If Counter Music concerns itself with cities as ‘machines for living and working’, Sauerbruch Hutton Architects (2013) forensically examines the labour of a contemporary architecture office, to better understand, and reveal, the processes, decisions and mechanisms that constitute and bring the city’s components into being:

“Three months in an architects’ firm in Berlin. From the architecture down to the tiniest door handle, a questioning of matter and the verb.”

A softer, gentler film that many in Farocki’s often acerbic and radical oeuvre, in Sauerbruch Hutton Farocki lingers in respectful, critical fascination on the practical apparatus and implementation of architecture. The film’s observational approach offers a subtle exercise in looking and listening, concerned with the negotiation of thinking and design, discussion and action, as a portrait of ideas becoming form. Thinking is the film’s subject, as well as the processes through which thinking is transformed into material – whether as a building or a door handle. The film presents a certain theatre of rhetoric and logic, through its, and the architect’s, ‘questioning of matter and the verb’. If, as Rem Koolhaas has said, ‘An architect writes scripts, but for people not for actors’, in Sauerbruch Hutton Farocki takes us to their writing room.
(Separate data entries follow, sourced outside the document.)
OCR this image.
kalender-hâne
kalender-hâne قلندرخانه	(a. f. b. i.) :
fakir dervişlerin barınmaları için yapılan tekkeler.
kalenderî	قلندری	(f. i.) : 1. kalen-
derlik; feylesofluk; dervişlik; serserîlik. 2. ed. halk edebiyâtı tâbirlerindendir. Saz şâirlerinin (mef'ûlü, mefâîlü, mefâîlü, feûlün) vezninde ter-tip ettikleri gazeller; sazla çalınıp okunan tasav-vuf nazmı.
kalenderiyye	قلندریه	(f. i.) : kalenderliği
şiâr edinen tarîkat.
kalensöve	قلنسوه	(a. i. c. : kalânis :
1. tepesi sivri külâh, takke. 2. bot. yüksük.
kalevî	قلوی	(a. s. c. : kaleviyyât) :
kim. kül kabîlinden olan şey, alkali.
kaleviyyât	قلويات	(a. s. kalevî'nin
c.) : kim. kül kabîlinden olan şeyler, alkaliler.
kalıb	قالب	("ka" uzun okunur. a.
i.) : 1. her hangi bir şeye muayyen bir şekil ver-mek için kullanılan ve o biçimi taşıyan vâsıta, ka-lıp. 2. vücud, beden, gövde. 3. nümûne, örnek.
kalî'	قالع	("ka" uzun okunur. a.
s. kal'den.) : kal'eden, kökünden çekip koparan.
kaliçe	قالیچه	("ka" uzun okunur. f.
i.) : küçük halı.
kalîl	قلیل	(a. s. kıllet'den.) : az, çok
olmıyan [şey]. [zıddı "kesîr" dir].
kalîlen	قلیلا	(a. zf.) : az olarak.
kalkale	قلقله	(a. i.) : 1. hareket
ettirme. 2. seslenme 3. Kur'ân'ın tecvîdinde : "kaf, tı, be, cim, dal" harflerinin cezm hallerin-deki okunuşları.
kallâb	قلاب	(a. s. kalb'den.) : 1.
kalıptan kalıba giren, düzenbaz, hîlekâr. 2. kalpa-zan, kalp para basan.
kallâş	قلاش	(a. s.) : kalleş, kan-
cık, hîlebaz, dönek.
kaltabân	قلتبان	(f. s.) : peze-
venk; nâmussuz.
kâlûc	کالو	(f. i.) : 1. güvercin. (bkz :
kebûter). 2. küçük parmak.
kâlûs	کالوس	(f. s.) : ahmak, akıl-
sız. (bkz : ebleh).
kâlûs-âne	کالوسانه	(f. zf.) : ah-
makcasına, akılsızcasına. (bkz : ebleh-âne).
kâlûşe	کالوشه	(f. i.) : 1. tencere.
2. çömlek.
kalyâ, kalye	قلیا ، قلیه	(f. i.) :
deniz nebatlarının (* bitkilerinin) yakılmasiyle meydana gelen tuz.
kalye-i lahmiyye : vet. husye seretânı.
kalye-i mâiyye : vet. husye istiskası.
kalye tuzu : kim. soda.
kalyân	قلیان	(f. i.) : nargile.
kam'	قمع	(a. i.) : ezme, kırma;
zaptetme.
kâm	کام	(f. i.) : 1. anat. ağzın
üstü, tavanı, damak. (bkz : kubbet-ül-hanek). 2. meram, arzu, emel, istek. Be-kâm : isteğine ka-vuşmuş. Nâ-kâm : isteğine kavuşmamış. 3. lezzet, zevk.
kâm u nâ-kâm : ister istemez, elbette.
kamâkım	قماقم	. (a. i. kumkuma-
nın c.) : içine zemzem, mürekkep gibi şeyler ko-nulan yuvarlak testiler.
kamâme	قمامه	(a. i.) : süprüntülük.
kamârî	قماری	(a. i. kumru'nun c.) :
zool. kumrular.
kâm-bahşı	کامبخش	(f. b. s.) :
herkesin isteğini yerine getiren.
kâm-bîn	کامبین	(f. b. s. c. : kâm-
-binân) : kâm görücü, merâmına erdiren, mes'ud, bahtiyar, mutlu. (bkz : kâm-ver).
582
Humour makes recurrent incursions in the film, as the on screen architects oscillate between appearing as Issey Miyake-clad masters and curious children engaging in a game of materials and ideas. In both incarnations, control and power are manifested as a fence bounding thinking and possibilities. Will a producer veto the scripts the architects have so laboriously written for the built environment? When is a good idea actually a good idea, and for whom? As weeks of work come up against obstacles – both within and outside of the office – Farocki casts the architects’ labour as a somewhat fatalistic dilemma, the Sisyphean irony of which softly resides on the screen. By returning to the architects’ frustrated attempts to find an appropriate design for an oxymoronic Virtual Reality Centre, the film amusingly plays further with the frictions between ideas and their physical manifestation. The ideal Virtual Reality Centre, of course, would never be built.

In watching Hutton’s lengthy nuanced negotiations over the colour of a building’s cladding, we spend time observing a rhetorical game as it journeys towards compromise, through a resolution of diverging opinions, motivations and interests – perhaps the most prevalent underlying quality of the built environment itself, as a physical artefact of a multitude of negotiations. As we observe a chair undergoing revisions and prototyping, we think upon form as forever a product of decisions made, whilst watching a subtle game of soft power play out between strong willed individuals.

That Sauerbruch Hutton Architects would be Farocki’s final film has a certain aptness. As the film visualises the workings of intellect, discourse and problem solving, it feels like the filmmaker finds allies in his own practice of making thinking material. He finds in the architect’s work a place of constant questioning – a fitting mirror and coda, perhaps, to his own life’s work.

“The structures of these two architects appeal to me. They are lavish with ideas while remaining dedicated to ecological efficiency. They are playful without being arbitrary. They are bound to the formal language of modernity without being dogmatic.”

Farocki’s words on the architects could easily have been written about Farocki himself.